Experts claim to develop guidelines to know when the system should intervene in patients with Diogenes syndrome, a pathology that leads people to accumulate goods by "a great emotional attachment to objects," according to David Córcoles, psychiatrist of a home care team at the Hospital del Mar. The pathology turns neighbors into indirect victims by living with bad odors, insects and dirt, and can be a collective affectation. "If there are complications for the community, which is usual, we have to intervene with mediation," defends the psychiatrist, "but sometimes the administrative steps are too slow." In the case of El Prat, neighbors say the situation was sustainable because Alejandro B. lived with doors, windows and shutters closed.
According to Córcoles, there are currently about 300 people with Diogenes syndrome between Barcelona and L'Hospitalet de Llobregat and the total figure is much higher: "It is an issue that develops behind closed doors, which is not seen," argues the psychiatrist, who ensures that the prevalence of this pathology can reach 5% of the population. "It seems like a lot, but it's like that," he defends.

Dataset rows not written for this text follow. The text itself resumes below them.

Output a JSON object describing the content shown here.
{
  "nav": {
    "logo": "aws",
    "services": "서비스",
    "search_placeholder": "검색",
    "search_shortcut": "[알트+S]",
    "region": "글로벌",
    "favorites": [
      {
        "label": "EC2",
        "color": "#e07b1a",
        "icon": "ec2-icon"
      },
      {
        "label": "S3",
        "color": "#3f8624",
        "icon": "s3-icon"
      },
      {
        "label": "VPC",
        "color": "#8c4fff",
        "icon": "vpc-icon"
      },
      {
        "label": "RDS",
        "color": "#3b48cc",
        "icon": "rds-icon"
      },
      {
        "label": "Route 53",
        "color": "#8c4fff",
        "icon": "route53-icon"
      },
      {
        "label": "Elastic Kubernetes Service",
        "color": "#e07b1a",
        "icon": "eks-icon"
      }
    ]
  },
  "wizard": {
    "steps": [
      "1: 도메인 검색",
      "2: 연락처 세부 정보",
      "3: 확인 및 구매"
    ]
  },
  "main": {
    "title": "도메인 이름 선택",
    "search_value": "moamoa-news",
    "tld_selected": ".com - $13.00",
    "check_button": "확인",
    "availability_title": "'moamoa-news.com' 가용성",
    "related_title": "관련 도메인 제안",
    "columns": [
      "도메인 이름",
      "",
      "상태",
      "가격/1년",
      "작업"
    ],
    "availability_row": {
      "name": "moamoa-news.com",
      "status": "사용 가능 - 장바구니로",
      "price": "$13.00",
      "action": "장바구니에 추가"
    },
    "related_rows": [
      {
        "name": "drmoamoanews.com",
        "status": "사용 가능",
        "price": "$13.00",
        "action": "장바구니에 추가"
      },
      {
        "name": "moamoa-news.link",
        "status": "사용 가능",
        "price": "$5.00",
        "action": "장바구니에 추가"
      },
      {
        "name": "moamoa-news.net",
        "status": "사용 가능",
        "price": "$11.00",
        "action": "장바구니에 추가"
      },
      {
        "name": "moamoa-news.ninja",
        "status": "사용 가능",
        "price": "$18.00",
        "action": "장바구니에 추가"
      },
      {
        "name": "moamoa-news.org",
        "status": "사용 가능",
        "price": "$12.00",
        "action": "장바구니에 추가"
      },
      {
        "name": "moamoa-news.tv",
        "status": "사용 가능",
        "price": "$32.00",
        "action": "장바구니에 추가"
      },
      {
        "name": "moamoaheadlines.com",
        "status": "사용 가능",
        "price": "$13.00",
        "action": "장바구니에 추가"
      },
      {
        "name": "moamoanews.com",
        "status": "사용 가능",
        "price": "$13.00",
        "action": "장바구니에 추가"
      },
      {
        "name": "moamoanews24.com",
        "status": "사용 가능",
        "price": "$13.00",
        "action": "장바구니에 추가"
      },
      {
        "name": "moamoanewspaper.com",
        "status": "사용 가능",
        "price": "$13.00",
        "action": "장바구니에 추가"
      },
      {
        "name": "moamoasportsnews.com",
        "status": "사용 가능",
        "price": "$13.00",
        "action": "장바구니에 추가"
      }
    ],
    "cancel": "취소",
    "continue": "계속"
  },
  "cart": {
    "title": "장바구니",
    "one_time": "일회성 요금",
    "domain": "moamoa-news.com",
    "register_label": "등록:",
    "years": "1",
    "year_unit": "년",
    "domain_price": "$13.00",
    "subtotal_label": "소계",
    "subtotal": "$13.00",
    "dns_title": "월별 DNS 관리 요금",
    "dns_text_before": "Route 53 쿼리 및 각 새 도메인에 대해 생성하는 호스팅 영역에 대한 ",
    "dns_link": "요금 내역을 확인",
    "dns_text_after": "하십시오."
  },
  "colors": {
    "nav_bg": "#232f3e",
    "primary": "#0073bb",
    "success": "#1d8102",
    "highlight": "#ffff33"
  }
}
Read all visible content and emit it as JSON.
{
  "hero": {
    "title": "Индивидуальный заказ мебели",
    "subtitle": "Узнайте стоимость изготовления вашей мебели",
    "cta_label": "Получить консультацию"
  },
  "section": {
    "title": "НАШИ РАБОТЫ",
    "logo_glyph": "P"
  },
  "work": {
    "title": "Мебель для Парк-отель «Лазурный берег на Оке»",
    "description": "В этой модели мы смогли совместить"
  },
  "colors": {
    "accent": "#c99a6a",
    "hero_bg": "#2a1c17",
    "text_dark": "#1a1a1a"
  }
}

How far can and should the administration go in caring for people? "In people with full capacities, the will is always theirs," says Garcia. "It is a similar case to that of some homeless people, who prefer to continue sleeping on the street despite the fact that alternatives are offered," he compares. Puigdellívol agrees: "The system has to guarantee the rights of its citizens, but it cannot impose an intervention."